Medio embobado y sin venir a cuento empecé a hablarle a mi hijo en voz alta –sólo para que a oidos de ella llegasen- de cosas que a bote pronto recordaba de mis patéticos conocimientos mozárabes: que si Scherezade por aquí, que si Ibn Jaldum, que si el califato de los Omeya, que las jarchas, que Bagdad, que Aladino y Jazmín, Simbad el marino, Khalil Gibrán, Omar Kayyam, Omar Shariff, chorradas de ese tipo. Mi hijo no sabía donde mirar. Puede que fuera el entusiasmo por lo magnífica que había resultado la tarde entera a la postre, el reflejo simple de la alegría que me embargaba, o el reclamo que para un poetastro como uno levantaba la belleza solitaria e inesperada de Zulema, la oscura necesidad de demostrarle algo a mi vástago allí presente, no sé, puede que fuera acaso el recuerdo repentino del blog de Kufisto que había yo leido esa mañana, la vehemente y lograda apelación sensual que en él siempre se encuentra, quizás una mezcla de todo eso, pero el hecho indubitable es que se agitó en mí entonces un violento deseo de besotear aquellos labios de Zulema, de comerle allí mismo la boca a besos y todo eso.

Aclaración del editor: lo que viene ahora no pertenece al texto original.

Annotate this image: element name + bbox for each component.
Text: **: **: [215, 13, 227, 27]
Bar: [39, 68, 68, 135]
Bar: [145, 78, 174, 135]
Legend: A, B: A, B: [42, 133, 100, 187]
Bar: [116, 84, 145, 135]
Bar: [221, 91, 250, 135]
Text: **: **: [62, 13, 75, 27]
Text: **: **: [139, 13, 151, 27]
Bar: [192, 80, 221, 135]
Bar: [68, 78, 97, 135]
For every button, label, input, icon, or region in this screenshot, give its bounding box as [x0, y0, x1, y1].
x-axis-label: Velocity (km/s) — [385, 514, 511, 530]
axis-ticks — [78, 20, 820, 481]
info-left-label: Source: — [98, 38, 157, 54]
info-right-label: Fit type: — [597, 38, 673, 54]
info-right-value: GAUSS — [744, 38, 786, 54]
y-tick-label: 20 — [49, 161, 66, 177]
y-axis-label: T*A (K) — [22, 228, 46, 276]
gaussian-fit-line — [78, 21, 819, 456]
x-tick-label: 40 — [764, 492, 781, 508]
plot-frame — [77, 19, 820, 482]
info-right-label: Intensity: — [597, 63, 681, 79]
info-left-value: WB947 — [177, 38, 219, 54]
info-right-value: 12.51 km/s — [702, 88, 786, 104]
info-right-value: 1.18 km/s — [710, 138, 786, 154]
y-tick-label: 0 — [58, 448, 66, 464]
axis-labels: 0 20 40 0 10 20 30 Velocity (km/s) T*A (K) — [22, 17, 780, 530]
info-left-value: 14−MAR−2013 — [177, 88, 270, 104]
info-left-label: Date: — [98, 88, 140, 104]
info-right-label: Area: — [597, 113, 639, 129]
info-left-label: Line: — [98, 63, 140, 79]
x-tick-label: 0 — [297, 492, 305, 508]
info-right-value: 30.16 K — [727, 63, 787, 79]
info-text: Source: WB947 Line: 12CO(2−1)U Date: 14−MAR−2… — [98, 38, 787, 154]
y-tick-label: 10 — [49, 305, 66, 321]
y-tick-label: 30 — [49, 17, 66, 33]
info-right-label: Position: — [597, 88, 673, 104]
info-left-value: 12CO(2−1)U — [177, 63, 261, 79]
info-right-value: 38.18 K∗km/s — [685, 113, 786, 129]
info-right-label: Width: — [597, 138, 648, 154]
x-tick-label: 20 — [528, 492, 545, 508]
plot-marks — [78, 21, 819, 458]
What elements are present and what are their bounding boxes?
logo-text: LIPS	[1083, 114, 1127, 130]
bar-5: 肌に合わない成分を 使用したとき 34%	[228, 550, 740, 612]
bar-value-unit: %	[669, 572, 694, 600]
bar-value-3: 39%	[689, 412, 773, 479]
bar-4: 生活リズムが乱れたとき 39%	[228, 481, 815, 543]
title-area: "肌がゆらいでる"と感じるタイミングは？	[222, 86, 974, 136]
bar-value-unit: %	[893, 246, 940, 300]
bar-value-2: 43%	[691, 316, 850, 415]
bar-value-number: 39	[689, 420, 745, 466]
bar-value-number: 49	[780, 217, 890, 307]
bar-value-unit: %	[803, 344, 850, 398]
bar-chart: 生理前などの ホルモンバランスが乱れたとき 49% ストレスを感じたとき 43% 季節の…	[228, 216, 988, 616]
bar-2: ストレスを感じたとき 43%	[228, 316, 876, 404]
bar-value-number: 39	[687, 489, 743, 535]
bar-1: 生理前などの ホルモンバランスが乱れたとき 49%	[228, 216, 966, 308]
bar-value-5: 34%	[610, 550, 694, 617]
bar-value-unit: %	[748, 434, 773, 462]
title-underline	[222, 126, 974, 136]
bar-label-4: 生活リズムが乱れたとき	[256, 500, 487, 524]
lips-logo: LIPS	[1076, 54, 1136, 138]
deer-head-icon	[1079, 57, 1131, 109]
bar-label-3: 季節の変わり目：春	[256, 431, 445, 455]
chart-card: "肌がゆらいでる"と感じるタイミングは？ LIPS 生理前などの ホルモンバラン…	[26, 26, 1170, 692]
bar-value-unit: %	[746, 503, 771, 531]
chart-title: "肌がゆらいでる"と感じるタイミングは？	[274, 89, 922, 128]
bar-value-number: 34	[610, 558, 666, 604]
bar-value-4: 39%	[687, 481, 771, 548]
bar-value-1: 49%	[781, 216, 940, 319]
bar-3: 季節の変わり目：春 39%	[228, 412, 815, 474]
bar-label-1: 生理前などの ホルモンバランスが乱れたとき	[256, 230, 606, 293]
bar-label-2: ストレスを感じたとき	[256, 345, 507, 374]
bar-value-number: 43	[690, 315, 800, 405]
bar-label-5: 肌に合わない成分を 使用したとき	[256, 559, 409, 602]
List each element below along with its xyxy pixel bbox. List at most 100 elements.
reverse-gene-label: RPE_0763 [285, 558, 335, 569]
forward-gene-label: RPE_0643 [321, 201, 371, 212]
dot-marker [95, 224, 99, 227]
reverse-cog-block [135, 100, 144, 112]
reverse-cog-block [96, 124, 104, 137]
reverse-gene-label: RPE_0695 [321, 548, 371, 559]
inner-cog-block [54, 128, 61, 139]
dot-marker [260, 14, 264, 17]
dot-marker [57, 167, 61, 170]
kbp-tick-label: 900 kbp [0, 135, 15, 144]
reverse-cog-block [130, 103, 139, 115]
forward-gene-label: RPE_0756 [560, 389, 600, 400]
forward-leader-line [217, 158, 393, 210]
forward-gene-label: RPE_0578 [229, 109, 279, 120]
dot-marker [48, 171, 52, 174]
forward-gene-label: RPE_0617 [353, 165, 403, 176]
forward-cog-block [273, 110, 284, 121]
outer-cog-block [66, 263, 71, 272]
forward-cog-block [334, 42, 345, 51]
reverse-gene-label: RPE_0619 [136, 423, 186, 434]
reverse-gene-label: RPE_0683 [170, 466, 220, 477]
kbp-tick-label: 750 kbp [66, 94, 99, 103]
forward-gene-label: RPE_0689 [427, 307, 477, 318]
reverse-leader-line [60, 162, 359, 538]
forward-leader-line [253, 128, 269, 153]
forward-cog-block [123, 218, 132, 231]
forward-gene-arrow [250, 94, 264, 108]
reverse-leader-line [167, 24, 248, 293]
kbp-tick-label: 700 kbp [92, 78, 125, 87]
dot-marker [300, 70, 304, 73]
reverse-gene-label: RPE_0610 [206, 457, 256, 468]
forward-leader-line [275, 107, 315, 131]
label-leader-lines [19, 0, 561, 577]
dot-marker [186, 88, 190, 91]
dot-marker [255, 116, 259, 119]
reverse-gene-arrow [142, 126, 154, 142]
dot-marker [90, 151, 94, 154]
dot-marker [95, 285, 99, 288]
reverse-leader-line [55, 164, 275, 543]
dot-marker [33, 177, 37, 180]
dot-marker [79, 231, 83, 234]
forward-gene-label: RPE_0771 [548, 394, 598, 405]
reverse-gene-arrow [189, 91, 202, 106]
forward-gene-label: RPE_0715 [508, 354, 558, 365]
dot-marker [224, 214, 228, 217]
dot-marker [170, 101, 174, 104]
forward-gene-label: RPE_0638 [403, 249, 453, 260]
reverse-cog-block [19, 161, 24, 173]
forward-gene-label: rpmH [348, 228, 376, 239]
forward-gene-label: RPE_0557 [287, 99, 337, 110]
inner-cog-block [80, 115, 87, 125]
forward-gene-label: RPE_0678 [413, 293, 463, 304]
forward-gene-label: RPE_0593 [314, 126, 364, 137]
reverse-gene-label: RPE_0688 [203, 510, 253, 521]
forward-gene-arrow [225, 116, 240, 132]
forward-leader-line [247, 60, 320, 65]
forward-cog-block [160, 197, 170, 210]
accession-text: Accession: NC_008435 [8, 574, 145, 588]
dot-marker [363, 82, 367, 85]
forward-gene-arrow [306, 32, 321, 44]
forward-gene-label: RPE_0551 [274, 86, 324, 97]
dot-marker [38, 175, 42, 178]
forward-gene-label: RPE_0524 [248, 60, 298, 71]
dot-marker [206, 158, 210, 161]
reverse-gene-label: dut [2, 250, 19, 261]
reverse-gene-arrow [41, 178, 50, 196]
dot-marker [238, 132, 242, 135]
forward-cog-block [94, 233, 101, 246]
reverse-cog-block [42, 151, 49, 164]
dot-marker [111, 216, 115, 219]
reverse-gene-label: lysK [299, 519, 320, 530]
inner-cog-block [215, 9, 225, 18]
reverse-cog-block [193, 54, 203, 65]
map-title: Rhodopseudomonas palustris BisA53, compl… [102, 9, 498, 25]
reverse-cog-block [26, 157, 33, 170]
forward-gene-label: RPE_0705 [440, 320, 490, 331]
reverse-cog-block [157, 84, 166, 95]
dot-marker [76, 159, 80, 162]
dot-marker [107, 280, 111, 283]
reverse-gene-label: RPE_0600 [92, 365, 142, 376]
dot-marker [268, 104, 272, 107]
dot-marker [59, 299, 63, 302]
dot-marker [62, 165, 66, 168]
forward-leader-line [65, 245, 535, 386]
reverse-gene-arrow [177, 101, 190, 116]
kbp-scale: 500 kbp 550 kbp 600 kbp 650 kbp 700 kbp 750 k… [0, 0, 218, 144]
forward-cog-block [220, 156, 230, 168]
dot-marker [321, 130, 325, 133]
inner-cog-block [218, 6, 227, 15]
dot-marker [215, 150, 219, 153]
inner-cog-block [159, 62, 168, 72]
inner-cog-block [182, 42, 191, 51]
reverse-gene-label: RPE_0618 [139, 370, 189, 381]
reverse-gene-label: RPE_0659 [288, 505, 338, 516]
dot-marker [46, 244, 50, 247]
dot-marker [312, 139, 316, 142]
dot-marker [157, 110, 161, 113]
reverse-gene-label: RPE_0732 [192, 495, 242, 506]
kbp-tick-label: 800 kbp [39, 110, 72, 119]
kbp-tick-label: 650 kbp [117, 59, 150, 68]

Llegaba entonces el tren ya a la estación término nuestra. Misteriosamente Zulema también se levantó y coincidimos los tres –y cuatro personas más- de pie ante las puertas por las que debíamos bajar. Estaba ella delante de nosotros. Allí estaba yo, mortificado por un deseo descomunal, en presencia de mi hijo, una cabeza más alto que yo a sus quince, sin saber bien qué hacer uno con todo ello. Pero entonces, para mi más completo pasmo, en una ráfaga supersónica de la visión descubrí, a través del reflejo de su imagen en el cristal de la puerta que teníamos delante, como Zulema y… ¡mi hijo! intercambiaban, sólo entre ellos y para ellos solos, una sonrisita cómplice de mutua admiración física y requiebro compartido que me dejó muerto.
Bajamos todos al andén y Zulema, aferrada a sus bolsas, aceleró los pasos. Pronto su celeste envoltorio superior y su túnica azafranada desaparecieron tras un torno, como un espejismo ferroviario. Dijo entonces Mío Figlio, “Papá, ¿te pasa algo?”. “Nada, nada, es sólo que… no siento las piennas, no puido, no puido, pecadol, cobarrrde”. Me dio luego mi hijo un cachete paternalista en la espalda y cruzamos unas risas.
En la calle, la noche invernal se cerraba sobre sí misma, como si necesitara la sábana reluciente de las mismas estrellas para abrigarse las espaldas. Y no sé si con todo esto seré capaz yo de componer un blues.